Obwohl die Fachschule dem Lernort Praxis eine zentrale Bedeutung für die Professionalisierung von Fachkräften einräumt, liegt weiterhin die alleinige Verantwortung „für alle mit der praktischen Ausbildung zusammenhängenden Fragen“ beim Lernort Schule. Dem Lernort Praxis wird in dieser Verordnung lediglich eine Assistentenfunktion zugestanden.
Auch wird der Verweis auf viele mögliche Formen von Verzahnung zwischen Lehre und Praxis in der Ausbildungspraxis nur bedingt zu einer inhaltlichen Neubestimmung des Theorie- Praxis-Verhältnisses führen. Denn die Fachschule legt für die Praktika Anforderungen und Ziele fest und ist zuständig für die fachliche wie methodische Begleitung der Praktikant( inn)en (vgl. KMK 2011):
So sollen die „Schüler/-innen im Praktikum“ z.B. im Lernfeld „Berufliche Identität und professionelle Perspektiven entwickeln“ anhand von Aufgaben, die die Schule stellt, befähigt werden, sich mit ihren Berufswahlmotiven und ihrer Berufsrolle auseinanderzusetzen, ihre Vorstellungen von Ausbildung und Beruf mit den gesellschaftlichen Anforderungen abzugleichen, den gesetzlichen Bildungs- und Erziehungsauftrag zu erfassen und ein erstes professionelles Verständnis für die eigene Berufsrolle zu entwickeln (vgl. KMK 20113).
Berufliche Identität und professionelle Perspektiven für sich zu entwickeln, bedeutet aber, sich zunächst einmal auf die Alltagserfahrungen in der Kita einzulassen und sich selbstkritisch und selbstkontrollierend mit den eigenen Wertvorstellungen und kulturellen Orientierungen auseinanderzusetzen. Solche subjektiven Lernleistungen können jedoch nicht ohne die gleichwertige Unterstützung durch den Ausbildungsort Praxis erbracht werden.

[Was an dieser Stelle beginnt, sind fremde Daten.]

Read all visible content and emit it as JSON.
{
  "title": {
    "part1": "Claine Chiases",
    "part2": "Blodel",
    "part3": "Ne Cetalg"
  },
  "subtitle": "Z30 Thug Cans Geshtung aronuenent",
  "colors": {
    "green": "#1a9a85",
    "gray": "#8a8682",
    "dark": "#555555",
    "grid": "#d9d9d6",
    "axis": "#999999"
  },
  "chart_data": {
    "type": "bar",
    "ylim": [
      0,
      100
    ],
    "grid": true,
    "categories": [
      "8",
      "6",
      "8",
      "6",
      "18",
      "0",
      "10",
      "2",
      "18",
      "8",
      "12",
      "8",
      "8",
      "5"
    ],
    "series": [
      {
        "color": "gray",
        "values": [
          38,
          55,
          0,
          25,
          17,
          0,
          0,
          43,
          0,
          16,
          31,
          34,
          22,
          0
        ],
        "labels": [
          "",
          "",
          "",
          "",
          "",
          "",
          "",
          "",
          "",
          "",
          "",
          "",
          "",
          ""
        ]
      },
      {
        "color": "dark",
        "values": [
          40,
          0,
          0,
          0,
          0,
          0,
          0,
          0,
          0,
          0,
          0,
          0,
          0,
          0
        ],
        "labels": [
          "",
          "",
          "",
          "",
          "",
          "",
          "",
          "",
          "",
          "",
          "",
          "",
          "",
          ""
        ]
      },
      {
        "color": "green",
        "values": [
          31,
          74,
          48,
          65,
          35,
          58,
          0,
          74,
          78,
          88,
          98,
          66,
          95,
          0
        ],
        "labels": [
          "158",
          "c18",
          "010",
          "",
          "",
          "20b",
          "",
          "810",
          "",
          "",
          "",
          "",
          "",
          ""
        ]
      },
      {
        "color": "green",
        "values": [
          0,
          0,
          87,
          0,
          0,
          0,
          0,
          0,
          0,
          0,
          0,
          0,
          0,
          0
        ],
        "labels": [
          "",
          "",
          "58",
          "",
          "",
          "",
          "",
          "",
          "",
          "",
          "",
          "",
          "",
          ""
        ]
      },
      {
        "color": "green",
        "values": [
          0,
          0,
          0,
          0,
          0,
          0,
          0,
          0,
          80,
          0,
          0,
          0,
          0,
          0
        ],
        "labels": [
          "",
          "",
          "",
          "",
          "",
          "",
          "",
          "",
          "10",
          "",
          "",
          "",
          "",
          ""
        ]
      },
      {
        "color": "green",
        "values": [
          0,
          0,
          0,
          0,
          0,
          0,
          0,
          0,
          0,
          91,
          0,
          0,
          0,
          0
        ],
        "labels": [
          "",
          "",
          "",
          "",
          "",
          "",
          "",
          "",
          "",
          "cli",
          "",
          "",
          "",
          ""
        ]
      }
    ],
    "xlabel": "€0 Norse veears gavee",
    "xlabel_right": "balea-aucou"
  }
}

Als nicht-formaler Lernort verfügt die Kita über Erfahrungsräume und Bildungsressourcen, die es didaktisch ermöglichen – in Abstimmung mit dem Lernort Schule –, den Lern- und Entwicklungsprozess zukünftiger Fachkräfte auch aus deren Perspektive zu gestalten. Was dem Lernort Kita dabei besonderes Gewicht verleiht, ist die berufspädagogische Erkenntnis, dass personale Kompetenzen vor allem durch arbeitsintegriertes Lernen erworben werden. Hier sind besonders Selbstreflexion, Empathie, sensitive Responsivität, Ressourcenorientierung sowie Offenheit für und Wertschätzung von Diversität (vgl. Leu 2014) zu nennen, die den Nährboden für die Entwicklung beruflicher Handlungskompetenz bilden.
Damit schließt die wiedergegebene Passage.